The Desk Deli uses the fabric from the weekender tote lining for most of the tote. I added another fabric cut on the bias for the trim. I admit that I misread the pattern (or maybe I just skipped over this instruction) but the tote is supposed to have a bottom that is two inches smaller than the top of the tote. Ths means mine does not have the nice slanted sides of the pattern. I also eliminated the fleece interfacing for the exterior and for the pockets to reduce the number of layers my machine would have to plow through. The pattern includes instructions for a two layered napkin and the suggestion that you make up five of them if you are giving this bag to a daily user. The interior pockets are set-up to hold disposable silver ware, the napkin, a blue ice freezer pack, snack bars and other condiments. The interior is large enough to hold a water bottle, a microwave meal and anything else you might want to take with you for an office lunch. I have not made a bag bottom but may in the the future.
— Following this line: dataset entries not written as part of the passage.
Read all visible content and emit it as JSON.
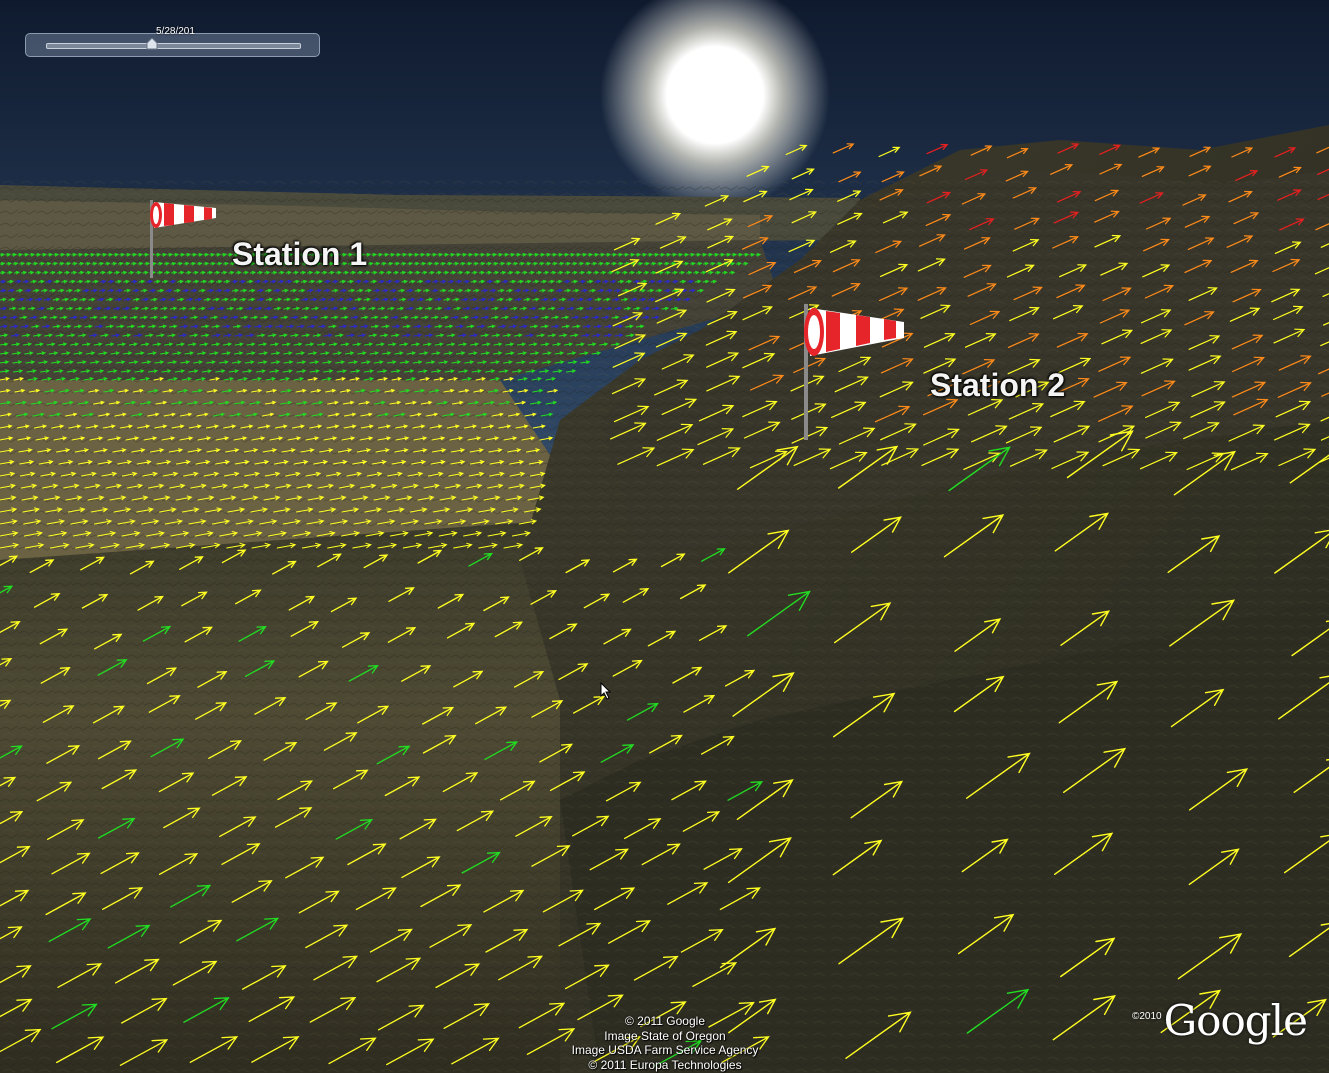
{
  "time_slider": {
    "date_label": "5/28/201",
    "position_fraction": 0.42
  },
  "stations": [
    {
      "label": "Station 1"
    },
    {
      "label": "Station 2"
    }
  ],
  "attribution": [
    "© 2011 Google",
    "Image State of Oregon",
    "Image USDA Farm Service Agency",
    "© 2011 Europa Technologies"
  ],
  "logo": {
    "year": "©2010",
    "text": "Google"
  },
  "wind_colors": {
    "calm": "#2a2acc",
    "light": "#22dd22",
    "moderate": "#ffff22",
    "strong": "#ff8c1a",
    "gale": "#e82020"
  },
  "icons": {
    "windsock": "windsock-icon",
    "cursor": "mouse-pointer-icon",
    "sun": "sun-icon"
  }
}
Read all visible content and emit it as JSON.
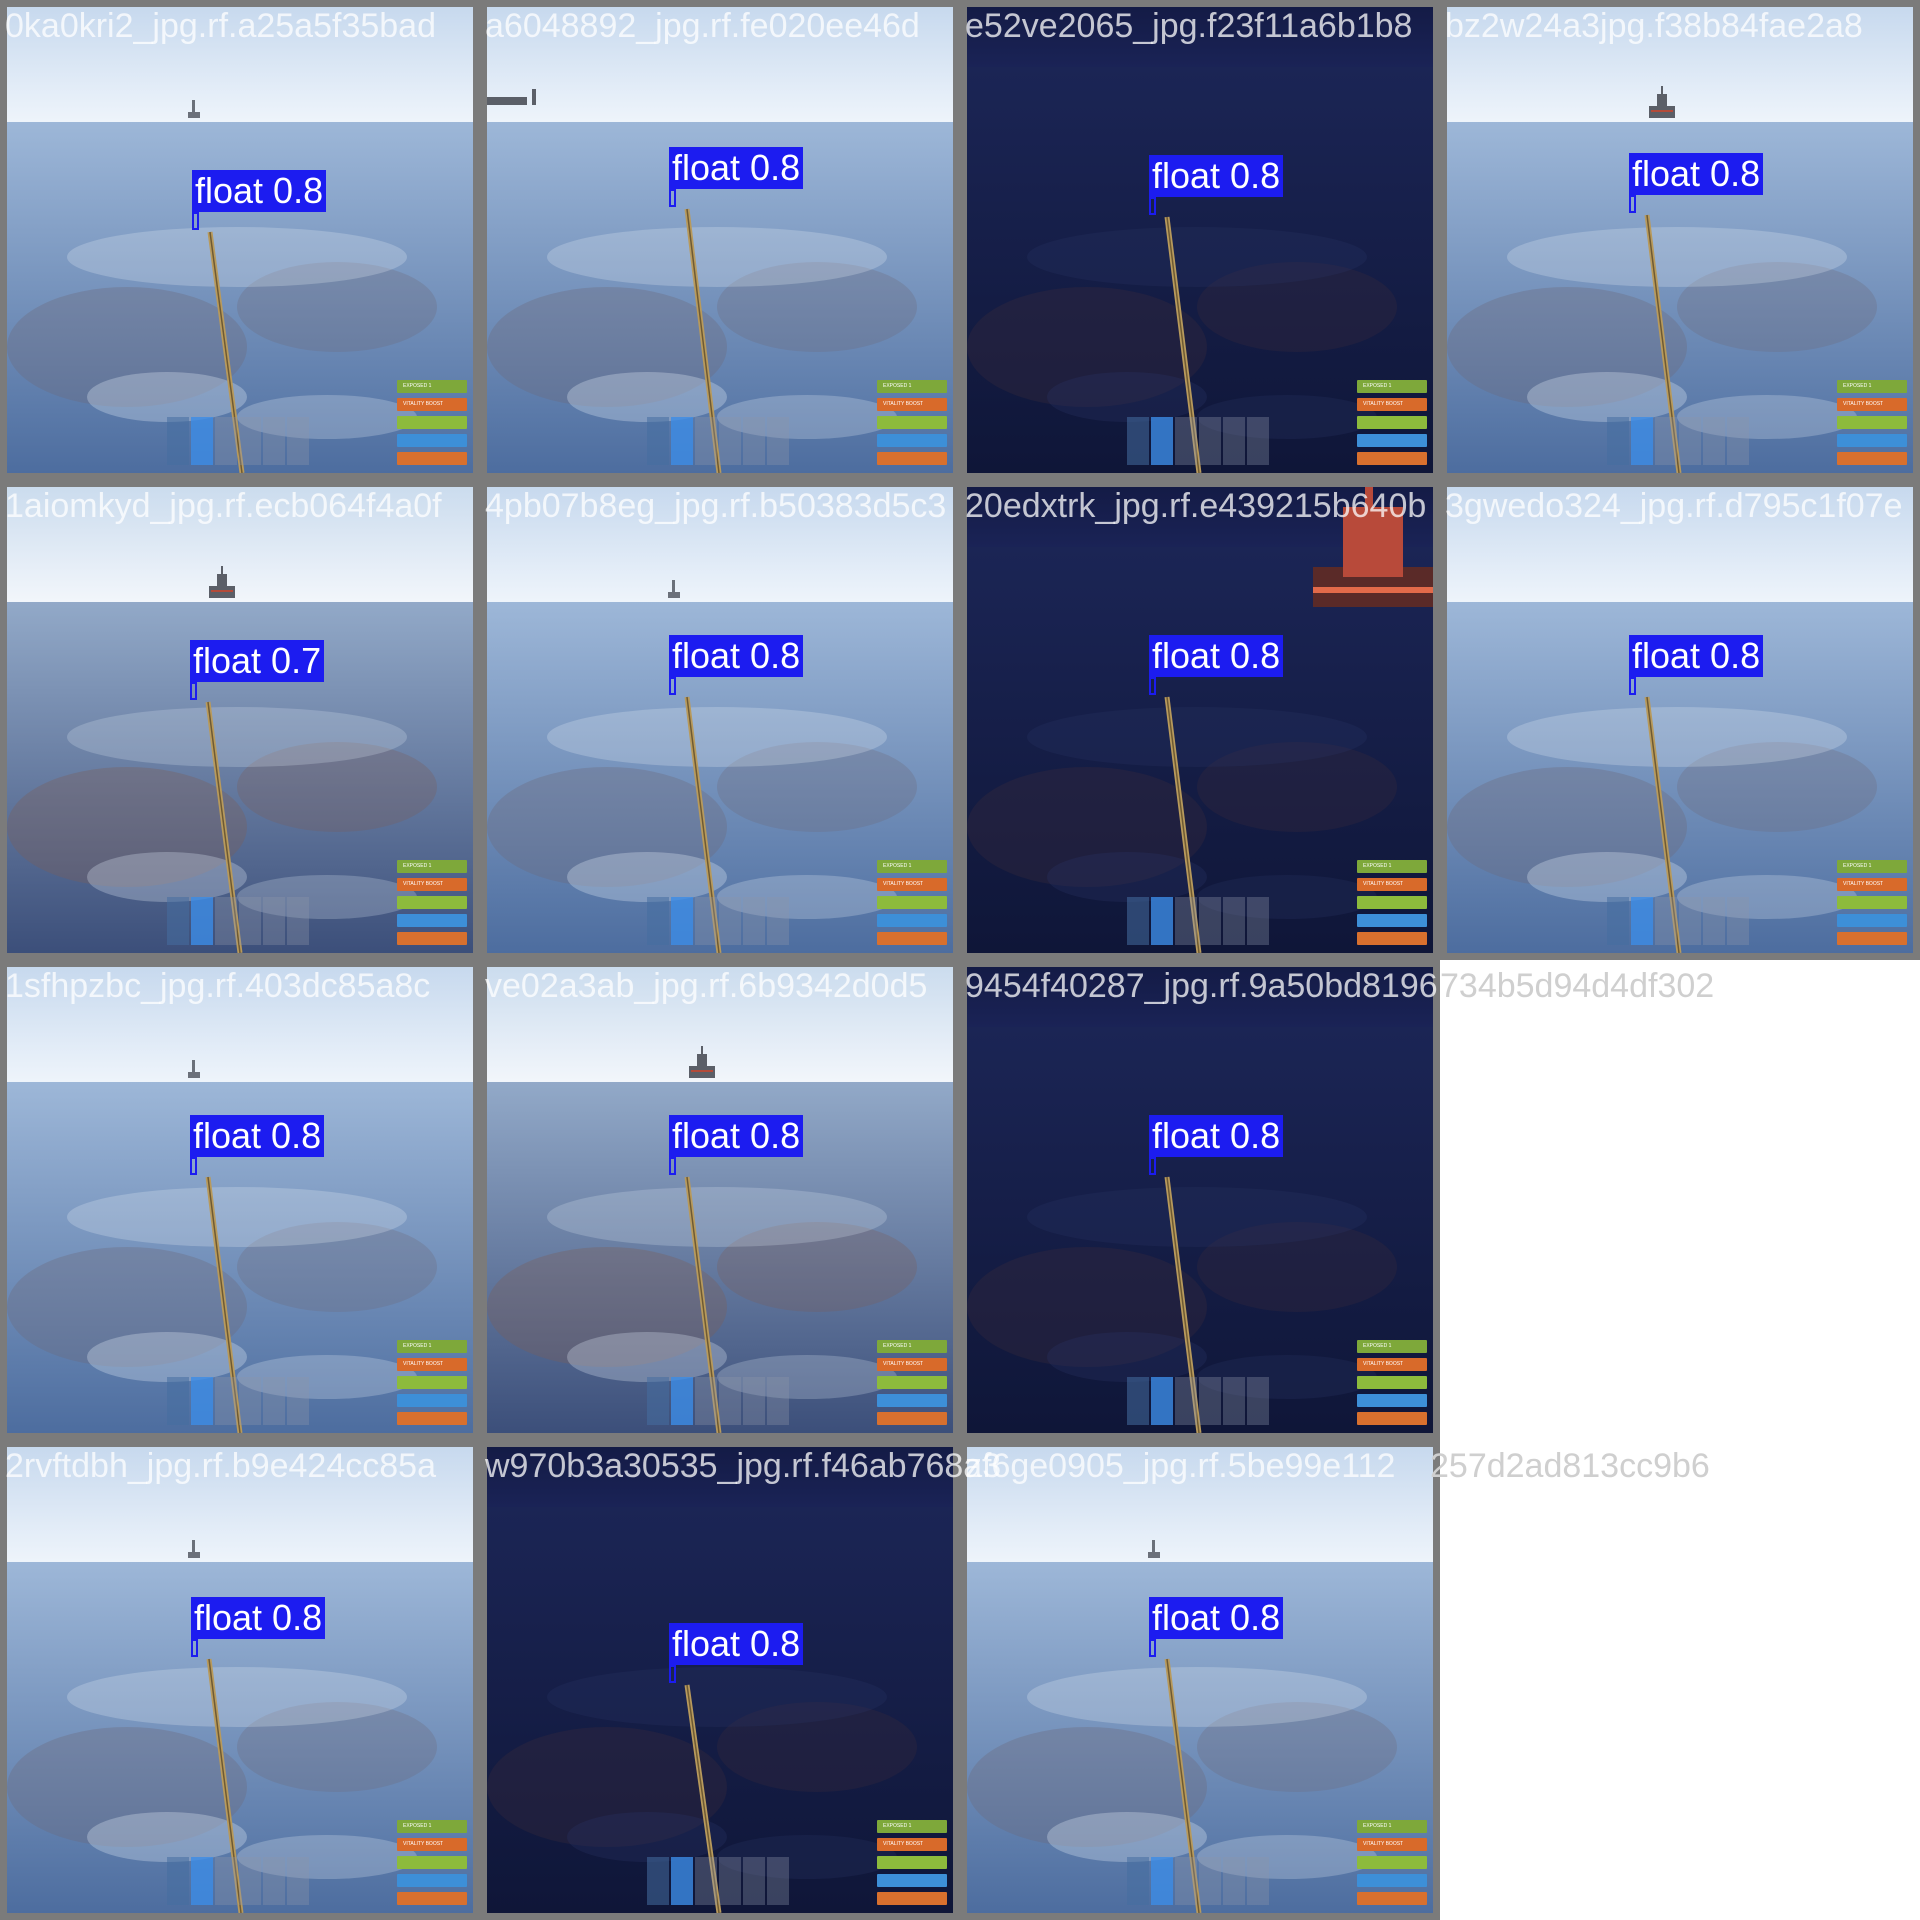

These patterns are very well written but do require that you read each instruction in order. If I had, I would have made the adjustment required to the sides of the Desk Deli. Be aware that if you follow all the instructions that your sewing machine will be sewing through up to six layers of fleece so plan accordingly.

Watch out for these patterns if you are interested in well thought out instructions that return good results.